Being ghosted happens. It's part of life, I suppose. 

But I still can't go back to the hipster cafe. I'm still afraid of being laughed at, or held in derision, or told that I'm not welcome there. I'm afraid that the wrong people, or too many people, heard the stories the girl and I were telling one another. I'm not going back there.

Now I may have mentioned a policy decision I made long ago. The policy is simple enough. I do not meet the families or friends of girls I'm involved with. That's simple enough. 

I do not ask girls to give up friends or family for me. I'm not interested in controlling their lives like that. I only ask that I be kept apart from their friends and family. I ask that I not be placed in proximity to people who'll be horrified by me. Any time a girl's friends see me, I know what they're thinking. They're listing all the things wrong with me-- age, looks, finances, social status, career, lack of any skills. I know full well that a girlfriend's friends will mock me and treat me with derision and pressure the girl to drop me immediately. It's  a lot easier to just avoid them. I'm not bad one-on-one. I'm polite, courteous, reasonably good at conversation, a good listener, and I have reasonably good stories to tell. One-on-one, I'm not a bad companion. But nothing that I am, nothing that I do or can do will survive hostile scrutiny by a girl's friends or family.

It's better to just stay away. That's the only way I can retain any sense of value in a young companion's eyes.

Once upon a time, some years ago, I was at a girl's flat for dinner and drinks. We'd ordered food to be delivered, and I was expecting an evening of Szechuan food, wine, and flirtation. And then her phone rang-- four of her friends were on their way over with bottles of wine. They wanted, my young companion said, to finally meet me. I went into panic mode. 
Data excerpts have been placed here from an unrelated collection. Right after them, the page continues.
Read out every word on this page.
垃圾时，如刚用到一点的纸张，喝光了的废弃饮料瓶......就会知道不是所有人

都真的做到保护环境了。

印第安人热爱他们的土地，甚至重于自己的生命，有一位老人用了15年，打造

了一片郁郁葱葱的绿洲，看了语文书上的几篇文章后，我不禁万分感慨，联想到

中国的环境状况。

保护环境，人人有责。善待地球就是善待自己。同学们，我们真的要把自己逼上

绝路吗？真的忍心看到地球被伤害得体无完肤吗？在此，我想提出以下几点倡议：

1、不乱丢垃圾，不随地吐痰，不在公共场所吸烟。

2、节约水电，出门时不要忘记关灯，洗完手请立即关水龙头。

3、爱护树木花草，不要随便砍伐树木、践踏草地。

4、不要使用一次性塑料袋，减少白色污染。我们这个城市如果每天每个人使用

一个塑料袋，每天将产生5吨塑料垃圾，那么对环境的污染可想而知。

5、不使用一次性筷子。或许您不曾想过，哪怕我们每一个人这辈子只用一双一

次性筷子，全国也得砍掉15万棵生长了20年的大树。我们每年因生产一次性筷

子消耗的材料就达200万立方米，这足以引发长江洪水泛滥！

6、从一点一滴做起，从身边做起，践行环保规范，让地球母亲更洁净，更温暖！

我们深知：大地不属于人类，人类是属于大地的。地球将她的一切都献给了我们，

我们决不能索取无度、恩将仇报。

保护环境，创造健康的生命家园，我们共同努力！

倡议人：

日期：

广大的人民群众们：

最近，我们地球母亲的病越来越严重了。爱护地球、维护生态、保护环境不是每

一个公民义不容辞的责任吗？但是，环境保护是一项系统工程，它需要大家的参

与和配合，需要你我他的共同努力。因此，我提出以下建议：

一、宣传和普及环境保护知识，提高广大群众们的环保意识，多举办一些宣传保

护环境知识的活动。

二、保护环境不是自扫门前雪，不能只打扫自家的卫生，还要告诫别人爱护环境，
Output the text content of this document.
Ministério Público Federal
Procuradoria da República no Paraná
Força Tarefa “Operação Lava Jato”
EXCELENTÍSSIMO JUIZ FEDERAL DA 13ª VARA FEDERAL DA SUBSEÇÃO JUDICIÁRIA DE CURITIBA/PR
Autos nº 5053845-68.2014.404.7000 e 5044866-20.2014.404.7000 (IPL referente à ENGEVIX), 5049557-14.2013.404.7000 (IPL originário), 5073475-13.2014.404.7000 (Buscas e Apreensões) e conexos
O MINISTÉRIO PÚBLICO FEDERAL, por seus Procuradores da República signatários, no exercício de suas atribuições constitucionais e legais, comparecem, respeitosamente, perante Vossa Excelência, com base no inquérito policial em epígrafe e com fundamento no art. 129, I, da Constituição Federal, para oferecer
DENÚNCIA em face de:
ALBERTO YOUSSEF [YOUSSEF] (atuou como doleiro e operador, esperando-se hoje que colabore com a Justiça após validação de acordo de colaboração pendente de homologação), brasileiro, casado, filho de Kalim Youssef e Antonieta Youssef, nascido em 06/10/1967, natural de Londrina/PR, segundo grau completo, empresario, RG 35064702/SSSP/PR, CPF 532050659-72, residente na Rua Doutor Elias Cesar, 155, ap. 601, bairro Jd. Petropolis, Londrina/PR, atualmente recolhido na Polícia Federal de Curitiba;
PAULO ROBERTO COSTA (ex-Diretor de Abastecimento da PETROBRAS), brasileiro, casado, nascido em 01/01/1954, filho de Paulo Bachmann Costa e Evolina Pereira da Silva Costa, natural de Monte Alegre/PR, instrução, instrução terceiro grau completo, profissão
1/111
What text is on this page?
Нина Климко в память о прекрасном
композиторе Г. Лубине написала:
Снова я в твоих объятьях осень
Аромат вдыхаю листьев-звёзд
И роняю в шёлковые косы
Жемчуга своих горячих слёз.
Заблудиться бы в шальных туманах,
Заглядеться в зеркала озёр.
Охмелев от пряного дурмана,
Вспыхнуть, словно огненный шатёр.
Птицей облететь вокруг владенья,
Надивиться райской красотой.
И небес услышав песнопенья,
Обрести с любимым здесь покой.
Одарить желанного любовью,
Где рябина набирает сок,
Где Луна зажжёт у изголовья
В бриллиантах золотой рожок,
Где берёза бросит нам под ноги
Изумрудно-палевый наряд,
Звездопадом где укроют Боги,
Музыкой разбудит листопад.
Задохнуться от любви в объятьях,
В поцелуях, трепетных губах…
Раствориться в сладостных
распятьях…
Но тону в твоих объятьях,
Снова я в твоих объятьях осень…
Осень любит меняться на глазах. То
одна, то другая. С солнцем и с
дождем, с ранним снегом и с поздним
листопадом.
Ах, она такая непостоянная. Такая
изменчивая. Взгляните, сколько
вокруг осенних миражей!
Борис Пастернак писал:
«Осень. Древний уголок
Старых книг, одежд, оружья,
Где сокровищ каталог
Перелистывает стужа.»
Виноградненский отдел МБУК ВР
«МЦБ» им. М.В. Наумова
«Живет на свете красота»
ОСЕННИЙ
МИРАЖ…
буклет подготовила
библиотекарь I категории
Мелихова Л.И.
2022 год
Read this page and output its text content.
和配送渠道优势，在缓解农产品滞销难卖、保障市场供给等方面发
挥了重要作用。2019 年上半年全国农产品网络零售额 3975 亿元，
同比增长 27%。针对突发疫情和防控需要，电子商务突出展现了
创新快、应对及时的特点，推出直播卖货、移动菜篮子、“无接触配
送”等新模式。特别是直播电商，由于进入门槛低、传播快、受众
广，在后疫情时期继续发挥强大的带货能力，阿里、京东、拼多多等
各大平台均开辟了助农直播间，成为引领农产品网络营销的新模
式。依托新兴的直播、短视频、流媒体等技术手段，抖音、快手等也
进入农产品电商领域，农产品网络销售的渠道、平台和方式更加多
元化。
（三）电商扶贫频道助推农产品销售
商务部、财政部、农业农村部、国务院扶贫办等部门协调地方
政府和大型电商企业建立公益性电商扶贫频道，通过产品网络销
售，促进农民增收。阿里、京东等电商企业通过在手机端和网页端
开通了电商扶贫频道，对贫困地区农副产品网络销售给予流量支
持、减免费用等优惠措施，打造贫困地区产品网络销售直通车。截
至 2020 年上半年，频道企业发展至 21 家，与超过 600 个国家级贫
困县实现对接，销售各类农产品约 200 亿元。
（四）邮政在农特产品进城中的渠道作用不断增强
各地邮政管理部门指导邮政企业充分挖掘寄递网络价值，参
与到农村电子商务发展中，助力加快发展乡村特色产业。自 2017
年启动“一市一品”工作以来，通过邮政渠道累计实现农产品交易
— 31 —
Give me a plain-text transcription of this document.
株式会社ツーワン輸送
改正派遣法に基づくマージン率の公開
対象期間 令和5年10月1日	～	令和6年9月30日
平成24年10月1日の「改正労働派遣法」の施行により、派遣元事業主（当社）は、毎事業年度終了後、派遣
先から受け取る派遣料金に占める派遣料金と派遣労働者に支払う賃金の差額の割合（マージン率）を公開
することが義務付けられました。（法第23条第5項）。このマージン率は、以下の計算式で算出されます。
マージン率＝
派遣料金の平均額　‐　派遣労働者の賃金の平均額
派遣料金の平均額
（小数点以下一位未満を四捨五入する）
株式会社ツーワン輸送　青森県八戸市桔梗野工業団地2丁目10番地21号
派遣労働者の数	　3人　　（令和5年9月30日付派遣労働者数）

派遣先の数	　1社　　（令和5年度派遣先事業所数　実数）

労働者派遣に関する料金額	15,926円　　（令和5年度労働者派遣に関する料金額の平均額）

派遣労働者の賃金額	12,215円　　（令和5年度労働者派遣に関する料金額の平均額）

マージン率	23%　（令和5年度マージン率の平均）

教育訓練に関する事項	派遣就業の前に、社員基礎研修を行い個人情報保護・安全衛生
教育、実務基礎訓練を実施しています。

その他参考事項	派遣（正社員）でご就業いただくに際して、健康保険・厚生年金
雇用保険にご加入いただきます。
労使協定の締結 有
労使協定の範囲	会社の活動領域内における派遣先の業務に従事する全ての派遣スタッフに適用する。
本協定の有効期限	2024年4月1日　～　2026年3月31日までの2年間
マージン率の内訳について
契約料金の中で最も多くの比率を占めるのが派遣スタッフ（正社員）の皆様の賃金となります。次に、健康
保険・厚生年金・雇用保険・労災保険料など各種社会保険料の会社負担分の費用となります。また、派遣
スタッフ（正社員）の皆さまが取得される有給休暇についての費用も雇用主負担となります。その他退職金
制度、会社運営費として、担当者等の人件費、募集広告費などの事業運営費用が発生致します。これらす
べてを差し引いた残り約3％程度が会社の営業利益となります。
Just before the friends arrived, I dashed off to the bedroom and-- quite literally --climbed out a window and went down the outside stairs to the street. Four floors, I think. I ran out into the night and hid. Again, I mean hid literally. I kept my phone off for days, avoided my usual haunts, and kept lights off at my apartment so that no one would think I was home. 

The girl herself had been lovely and kind and charming. She was someone I did like. But I panicked. I didn't know what else to do. I didn't want her friends to see me. I didn't want to see the girl's face when she realized that her friends could all see that I had no value. I didn't want to face derision and angry contempt from the friends-- why was someone like me taking up the girl's time? How dare someone like me be sleeping with their friend?

That's how things work. I very literally ran down four flights of stairs to avoid meeting a lover's friends...to avoid meeting people I knew would instantly despise me. I do recall the sheer panic of it all, the feeling that my life was disintegrating around me, the way I knew all the way down to the street that I was never coming back there. I knew that I had to leave, though. No one's friends or family will ever have any use for me or think that I have any value.

No friends, no family. That's a policy, however self-destructive, that I'm very, very serious about.